Jean-Claude Juncker soutient totalement Pierre Moscovici – Interview a Gianni Pittella
Propos recueillis par Jean-Pierre Stroobants (Bruxelles, correspondant) et Cécile Ducourtieux (Bruxelles, bureau européen)
L’Italien Gianni Pittella est le président du groupe des sociaux-démocrates (S&D) au Parlement européen, deuxième force politique à Strasbourg. A quatre jours des auditions des 27 commissaires européens, un examen de passage qui s’annonce périlleux pour le collège de Jean-Claude Juncker, M. Pittella met les points sur les « i ». Il dément tout accord avec le Parti populaire européen (PPE), le groupe conservateur, majoritaire au Parlement (auquel M. Juncker appartient), pour que les auditions se passent sans remous. Et il a pleine confiance dans les capacités du Français Pierre Moscovici, pressenti pour le poste de commissaire à l’économie, à passer l’examen avec succès.

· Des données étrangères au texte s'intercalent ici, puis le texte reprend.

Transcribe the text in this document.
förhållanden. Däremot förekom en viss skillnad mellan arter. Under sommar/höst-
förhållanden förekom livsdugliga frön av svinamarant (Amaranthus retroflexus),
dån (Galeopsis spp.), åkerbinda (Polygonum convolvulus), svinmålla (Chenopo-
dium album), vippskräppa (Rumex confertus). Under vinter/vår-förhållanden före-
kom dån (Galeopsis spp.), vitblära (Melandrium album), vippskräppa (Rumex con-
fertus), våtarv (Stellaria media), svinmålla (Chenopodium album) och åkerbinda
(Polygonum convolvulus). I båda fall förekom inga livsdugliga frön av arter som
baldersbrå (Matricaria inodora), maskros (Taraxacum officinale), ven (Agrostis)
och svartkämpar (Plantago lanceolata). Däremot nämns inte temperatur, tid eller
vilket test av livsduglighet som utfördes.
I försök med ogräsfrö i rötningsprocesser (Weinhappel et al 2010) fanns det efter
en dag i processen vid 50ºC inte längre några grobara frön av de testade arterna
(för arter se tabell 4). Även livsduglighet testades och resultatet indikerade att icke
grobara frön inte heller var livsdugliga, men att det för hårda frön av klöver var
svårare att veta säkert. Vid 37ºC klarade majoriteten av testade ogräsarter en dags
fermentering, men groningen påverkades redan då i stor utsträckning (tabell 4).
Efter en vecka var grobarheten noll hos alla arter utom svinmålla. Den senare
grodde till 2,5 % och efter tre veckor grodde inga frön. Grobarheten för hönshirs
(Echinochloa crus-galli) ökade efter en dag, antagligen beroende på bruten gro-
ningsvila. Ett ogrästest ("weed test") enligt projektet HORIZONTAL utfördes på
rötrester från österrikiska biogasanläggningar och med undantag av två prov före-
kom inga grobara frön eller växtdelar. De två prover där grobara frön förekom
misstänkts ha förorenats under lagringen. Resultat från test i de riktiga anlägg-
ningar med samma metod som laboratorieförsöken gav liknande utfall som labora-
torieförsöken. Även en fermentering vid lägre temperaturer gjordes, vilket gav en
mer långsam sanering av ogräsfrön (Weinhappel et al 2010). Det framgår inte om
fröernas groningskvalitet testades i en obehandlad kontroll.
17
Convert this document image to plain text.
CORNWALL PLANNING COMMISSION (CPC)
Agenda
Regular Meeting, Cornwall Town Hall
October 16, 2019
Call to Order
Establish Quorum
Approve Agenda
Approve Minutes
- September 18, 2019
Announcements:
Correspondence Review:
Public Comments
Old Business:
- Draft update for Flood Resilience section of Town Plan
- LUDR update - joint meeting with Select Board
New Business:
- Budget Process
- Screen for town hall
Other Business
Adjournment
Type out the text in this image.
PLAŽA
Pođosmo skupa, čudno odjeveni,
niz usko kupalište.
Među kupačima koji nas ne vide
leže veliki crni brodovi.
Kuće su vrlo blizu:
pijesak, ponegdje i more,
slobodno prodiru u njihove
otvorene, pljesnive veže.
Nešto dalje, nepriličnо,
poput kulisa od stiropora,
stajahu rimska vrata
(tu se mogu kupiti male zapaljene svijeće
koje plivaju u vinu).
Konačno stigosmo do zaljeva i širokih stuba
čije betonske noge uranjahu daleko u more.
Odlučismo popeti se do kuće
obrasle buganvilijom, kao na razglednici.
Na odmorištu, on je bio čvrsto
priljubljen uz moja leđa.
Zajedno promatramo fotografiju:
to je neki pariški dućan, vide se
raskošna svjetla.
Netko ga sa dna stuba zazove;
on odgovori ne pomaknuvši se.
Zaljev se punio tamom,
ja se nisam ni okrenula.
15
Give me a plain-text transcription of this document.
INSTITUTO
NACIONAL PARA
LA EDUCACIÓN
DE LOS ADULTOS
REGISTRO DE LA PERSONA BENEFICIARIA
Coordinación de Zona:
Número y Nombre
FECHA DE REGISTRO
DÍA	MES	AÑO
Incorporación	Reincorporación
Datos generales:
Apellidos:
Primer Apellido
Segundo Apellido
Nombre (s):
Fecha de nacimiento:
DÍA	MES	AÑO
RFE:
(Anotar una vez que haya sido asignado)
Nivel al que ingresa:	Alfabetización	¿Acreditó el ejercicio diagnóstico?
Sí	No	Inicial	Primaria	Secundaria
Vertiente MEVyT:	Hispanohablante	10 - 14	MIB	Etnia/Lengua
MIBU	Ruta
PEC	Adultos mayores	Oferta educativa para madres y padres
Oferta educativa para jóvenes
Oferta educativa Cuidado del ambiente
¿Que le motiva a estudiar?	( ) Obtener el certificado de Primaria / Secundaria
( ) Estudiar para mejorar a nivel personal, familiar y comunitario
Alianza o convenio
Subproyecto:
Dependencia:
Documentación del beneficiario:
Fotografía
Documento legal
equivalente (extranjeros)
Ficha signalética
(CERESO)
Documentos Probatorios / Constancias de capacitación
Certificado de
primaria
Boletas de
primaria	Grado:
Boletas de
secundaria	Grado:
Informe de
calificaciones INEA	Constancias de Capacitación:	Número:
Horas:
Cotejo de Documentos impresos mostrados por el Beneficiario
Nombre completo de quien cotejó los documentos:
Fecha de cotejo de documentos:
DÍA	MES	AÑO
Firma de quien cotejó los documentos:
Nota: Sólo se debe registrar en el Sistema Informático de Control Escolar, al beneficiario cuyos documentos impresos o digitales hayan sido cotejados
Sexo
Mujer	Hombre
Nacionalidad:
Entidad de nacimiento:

On évoque un pacte de non-agression entre votre groupe et celui du PPE pour ne pas rejeter les candidats commissaires. Qu’en est-il?
Je démens formellement, il n’y a aucun accord de ce type. Chaque candidat sera jugé selon une série de critères : sa compétence, sa fidélité aux valeurs européennes, sa moralité, sa capacité à mettre en œuvre le programme esquissé par le président Jean-Claude Juncker.
Cela signifie donc qu’il n’y a aucune entente pour que l’audition de Pierre Moscovici, par exemple, se déroule sans difficulté?
Je n’ai aucun souci par rapport à M. Moscovici. Une analyse très stricte permettra de démontrer ses capacités, sa compétence, sa cohérence avec le programme de M. Juncker et sa fidélité aux valeurs de l’Union.
Dans vos discussions avec lui, M. Juncker s’est-il vraiment engagé à soutenir le candidat français?
Oui. Il a exprimé son soutien total. M. Moscovici représentera notamment la Commission dans les instances internationales concernant ses attributions, comme le G7 et le G20. Et à l’Eurogroupe. C’est le résultat d’une négociation, rude, menée avec M. Juncker, que j’ai rencontré deux fois au cours des dernières quarante-huit heures.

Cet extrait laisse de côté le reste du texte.